I wish you better times ahead. Keep safe. If not for yourself, for your children who may want a loving relationship with you later on in their own lives.

Ionlydrinkondaysendinginy · 28/04/2023 16:09

REP22 · 28/04/2023 16:07

I am sorry. I am just so, so sorry. Not for the reactions of most on here, sadly. Some have been hasty, some have been misguided. Most have been concerned and written with the best of care and kindness meant. None (that I can see) are from a position of "jealousy".

I wish you better times ahead. Keep safe. If not for yourself, for your children who may want a loving relationship with you later on in their own lives.

Thankyou you are the sweetest person ever 💗

OP posts:
HowDoYouDoWhatYouDoToMeIWishIKnew · 28/04/2023 16:10

mexicanandafewdrinks · 28/04/2023 16:06

no I'm just non-judgemental towards someone's preferences, unlike the general tone here.

Someone vulnerable who is being kept as a sleazy secret, and will absolutely ruin her main support system just so some older bloke who has placed himself as a protector in her life can get his end away when she clearly just wants love.

Sometimes it's OK to judge. A much older parental figure taking advantage of someone vulnerable is worthy of judgement.

Dulra · 28/04/2023 16:15

Thanks he really is he's always been there for me and always protected me
This concerns me, you are seeing him as a protective father figure and I've no doubt that's why you're attracted to him, he is using his position in your life to groom you he knows your vulnerabilities. He should know better and the fact that he doesn't would be a concern for me. Also if you go ahead and it doesn't work out would you be happy enough not to have him in your life (or your friend) because that is likely to happen.

5128gap · 28/04/2023 16:16

mexicanandafewdrinks · 28/04/2023 16:06

no I'm just non-judgemental towards someone's preferences, unlike the general tone here.
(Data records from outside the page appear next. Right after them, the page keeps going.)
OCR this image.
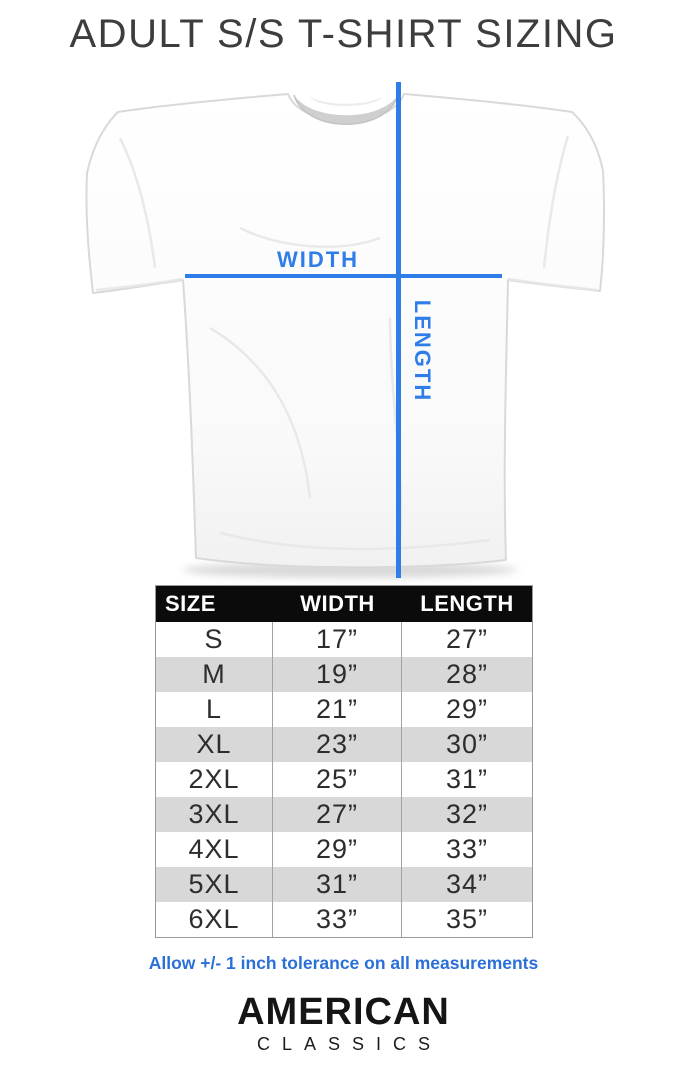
ADULT S/S T-SHIRT SIZING
WIDTH
LENGTH
SIZE	WIDTH	LENGTH
S	17”	27”
M	19”	28”
L	21”	29”
XL	23”	30”
2XL	25”	31”
3XL	27”	32”
4XL	29”	33”
5XL	31”	34”
6XL	33”	35”
Allow +/- 1 inch tolerance on all measurements
AMERICAN
CLASSICS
No you're not. You're entirely judgemental about people who don't think this is a good idea, judging them to be jealous of a vulnerable young woman about to be exploited by a creep, and quite possibly lose her friend into the bargain.
You haven't made a single acknowledgement of the red flags here, so either you're equally as vulnerable and confused as the OP, or you're here to push an agenda that serves the interests of a certain demographic of men at the expense of this young woman.